Slick advertisements and empty gestures fail to portray the depth of King’s objectives. His efforts on civil rights are his most widely acknowledged achievements because today they are universally accepted. However, King the antiwar activist and workers’ rights proponent are largely ignored due to the still-present controversy over these topics. Everyone wants to live in an environment where people “will not be judged by the color of their skin but by the content of their character,” but not everyone shares identical feelings on labor rights or the Vietnam War.
In 1967, King gave a speech entitled Beyond Vietnam: A Time to Break Silence in which he declared that the Vietnam War was “an enemy of the poor.” King saw the war as a manifestation of racial and economic inequality in the United States, saying that “America would never invest the necessary funds or energies in rehabilitation of its poor so long as adventures like Vietnam continued to draw men and skills and money like some demonic, destructive suction tube.” He decried the “cruel irony of watching Negro and white boys on TV screens as they kill and die together for a nation that has been unable to seat them together in the same schools” and pointed out the hypocrisy of a situation in which “we watch them in brutal solidarity burning the huts of a poor village, but we realize that they would never live on the same block in Detroit.” For King, resisting the Vietnam War was an integral part of promoting true equality. Time magazine called this “demagogic slander that sounded like a script for Radio Hanoi,” which is certainly a departure from the fawning one hears today from mainstream news sources.

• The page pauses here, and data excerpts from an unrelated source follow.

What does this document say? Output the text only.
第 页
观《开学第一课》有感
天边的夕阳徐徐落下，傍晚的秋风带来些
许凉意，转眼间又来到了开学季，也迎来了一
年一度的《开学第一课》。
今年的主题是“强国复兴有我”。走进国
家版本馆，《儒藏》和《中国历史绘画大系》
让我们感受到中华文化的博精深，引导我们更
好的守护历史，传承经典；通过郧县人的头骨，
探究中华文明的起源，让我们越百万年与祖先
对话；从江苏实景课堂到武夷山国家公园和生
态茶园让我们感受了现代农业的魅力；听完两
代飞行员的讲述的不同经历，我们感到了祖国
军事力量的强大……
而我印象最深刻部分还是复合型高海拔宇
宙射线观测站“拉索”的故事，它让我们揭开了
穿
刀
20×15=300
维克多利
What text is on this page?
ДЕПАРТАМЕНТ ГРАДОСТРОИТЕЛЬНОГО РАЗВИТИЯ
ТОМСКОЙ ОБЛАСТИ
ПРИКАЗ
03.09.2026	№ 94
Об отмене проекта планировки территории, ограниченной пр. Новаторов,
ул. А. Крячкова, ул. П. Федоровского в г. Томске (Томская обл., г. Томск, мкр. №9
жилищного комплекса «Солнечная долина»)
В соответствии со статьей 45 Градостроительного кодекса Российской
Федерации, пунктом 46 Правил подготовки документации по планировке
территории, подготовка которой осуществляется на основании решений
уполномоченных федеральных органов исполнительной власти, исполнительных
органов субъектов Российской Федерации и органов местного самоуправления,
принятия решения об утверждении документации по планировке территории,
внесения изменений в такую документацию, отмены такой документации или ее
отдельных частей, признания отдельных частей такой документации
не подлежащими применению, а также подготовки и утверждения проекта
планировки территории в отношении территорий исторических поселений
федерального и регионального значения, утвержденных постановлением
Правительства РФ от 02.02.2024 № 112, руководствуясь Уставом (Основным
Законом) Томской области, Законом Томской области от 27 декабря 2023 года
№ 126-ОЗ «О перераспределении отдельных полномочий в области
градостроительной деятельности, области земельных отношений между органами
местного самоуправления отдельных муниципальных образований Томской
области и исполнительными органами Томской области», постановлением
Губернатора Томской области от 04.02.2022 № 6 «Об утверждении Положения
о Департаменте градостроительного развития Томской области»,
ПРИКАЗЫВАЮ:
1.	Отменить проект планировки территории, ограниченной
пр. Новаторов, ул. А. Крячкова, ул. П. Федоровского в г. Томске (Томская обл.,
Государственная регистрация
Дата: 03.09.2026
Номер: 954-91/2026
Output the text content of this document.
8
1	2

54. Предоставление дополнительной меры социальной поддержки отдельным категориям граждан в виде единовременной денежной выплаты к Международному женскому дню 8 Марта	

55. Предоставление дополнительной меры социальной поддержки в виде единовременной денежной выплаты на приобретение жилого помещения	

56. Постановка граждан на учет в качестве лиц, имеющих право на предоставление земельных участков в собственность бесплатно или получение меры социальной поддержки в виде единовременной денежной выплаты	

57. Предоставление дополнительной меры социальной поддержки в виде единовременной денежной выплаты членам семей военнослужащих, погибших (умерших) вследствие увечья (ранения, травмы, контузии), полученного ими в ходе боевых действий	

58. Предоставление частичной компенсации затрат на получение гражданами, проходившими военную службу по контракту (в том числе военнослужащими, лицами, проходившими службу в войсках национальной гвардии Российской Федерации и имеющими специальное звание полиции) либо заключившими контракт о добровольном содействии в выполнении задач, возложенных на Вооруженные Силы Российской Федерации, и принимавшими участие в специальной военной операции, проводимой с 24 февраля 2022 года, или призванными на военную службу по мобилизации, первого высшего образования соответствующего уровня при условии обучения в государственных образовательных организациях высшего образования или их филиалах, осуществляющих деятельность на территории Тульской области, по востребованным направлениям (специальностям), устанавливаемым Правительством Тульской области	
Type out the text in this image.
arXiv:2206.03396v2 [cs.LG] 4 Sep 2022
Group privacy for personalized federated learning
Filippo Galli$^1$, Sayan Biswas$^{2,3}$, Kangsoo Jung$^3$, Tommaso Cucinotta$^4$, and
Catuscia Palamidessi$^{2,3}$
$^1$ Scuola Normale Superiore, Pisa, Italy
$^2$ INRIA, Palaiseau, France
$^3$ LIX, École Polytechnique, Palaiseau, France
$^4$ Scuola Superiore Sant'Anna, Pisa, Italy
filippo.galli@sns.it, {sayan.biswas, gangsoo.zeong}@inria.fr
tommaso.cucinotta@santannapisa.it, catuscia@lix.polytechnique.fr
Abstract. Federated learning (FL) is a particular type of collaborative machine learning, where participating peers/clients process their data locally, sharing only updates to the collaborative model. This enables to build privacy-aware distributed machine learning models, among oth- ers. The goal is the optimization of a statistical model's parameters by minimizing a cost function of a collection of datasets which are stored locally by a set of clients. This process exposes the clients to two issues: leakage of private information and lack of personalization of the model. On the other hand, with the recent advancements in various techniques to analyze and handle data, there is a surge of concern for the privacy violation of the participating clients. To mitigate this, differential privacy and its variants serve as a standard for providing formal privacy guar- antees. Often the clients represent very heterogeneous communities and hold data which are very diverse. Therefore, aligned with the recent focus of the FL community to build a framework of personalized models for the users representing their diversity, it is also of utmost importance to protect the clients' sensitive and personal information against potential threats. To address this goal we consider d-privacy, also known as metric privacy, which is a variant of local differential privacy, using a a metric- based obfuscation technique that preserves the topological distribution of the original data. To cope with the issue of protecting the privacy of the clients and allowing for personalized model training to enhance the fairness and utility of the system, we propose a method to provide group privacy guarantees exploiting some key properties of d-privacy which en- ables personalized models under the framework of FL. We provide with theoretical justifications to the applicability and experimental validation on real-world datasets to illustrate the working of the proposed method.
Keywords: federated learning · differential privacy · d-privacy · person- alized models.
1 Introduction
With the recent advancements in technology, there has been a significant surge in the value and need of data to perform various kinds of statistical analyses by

King, spent the later years of his life fighting for workers rights and economic equality. According to him, gaining civil rights was the easy part on the struggle for equality, as “There are no expenses involved, no taxes are required, for Negroes to share lunch counters, libraries, parks, hotels and other facilities.” Substantial changes requires “the outlay of billions for decent housing and equal education,” a fact many are reluctant to acknowledge.
In 1968, King announced the Poor People’s Campaign, which was to culminate in another march on the nation’s capital, demanding a $12 billion Economic Bill of Rights that would ensure employment for the able, income for the disabled and a final end to housing discrimination. King was shot in Memphis, Tenn. while visiting in support of striking sanitation workers, who marched with placards proclaiming “I am a man” under the shadow of National Guard tanks and bayonets.
Had King not been assassinated on that hotel balcony in 1968, he surely would have become a leading voice in the labor movement. Perhaps the reason people have been so reluctant to embrace the anti-war, pro-labor King is that he tackled issues that plague our country to this day. We are fighting a war with an army in which minorities are disproportionately doing the killing and dying. Despite King’s best efforts, the poor are still overwhelmingly black. We would all like to think that King’s dream has been fulfilled and that now all that’s left to do is build monuments, hold symposia and run King-invoking advertisements commemorating a troubling yet closed chapter in American history. The striking parallels between King’s America and our own make this far from appropriate.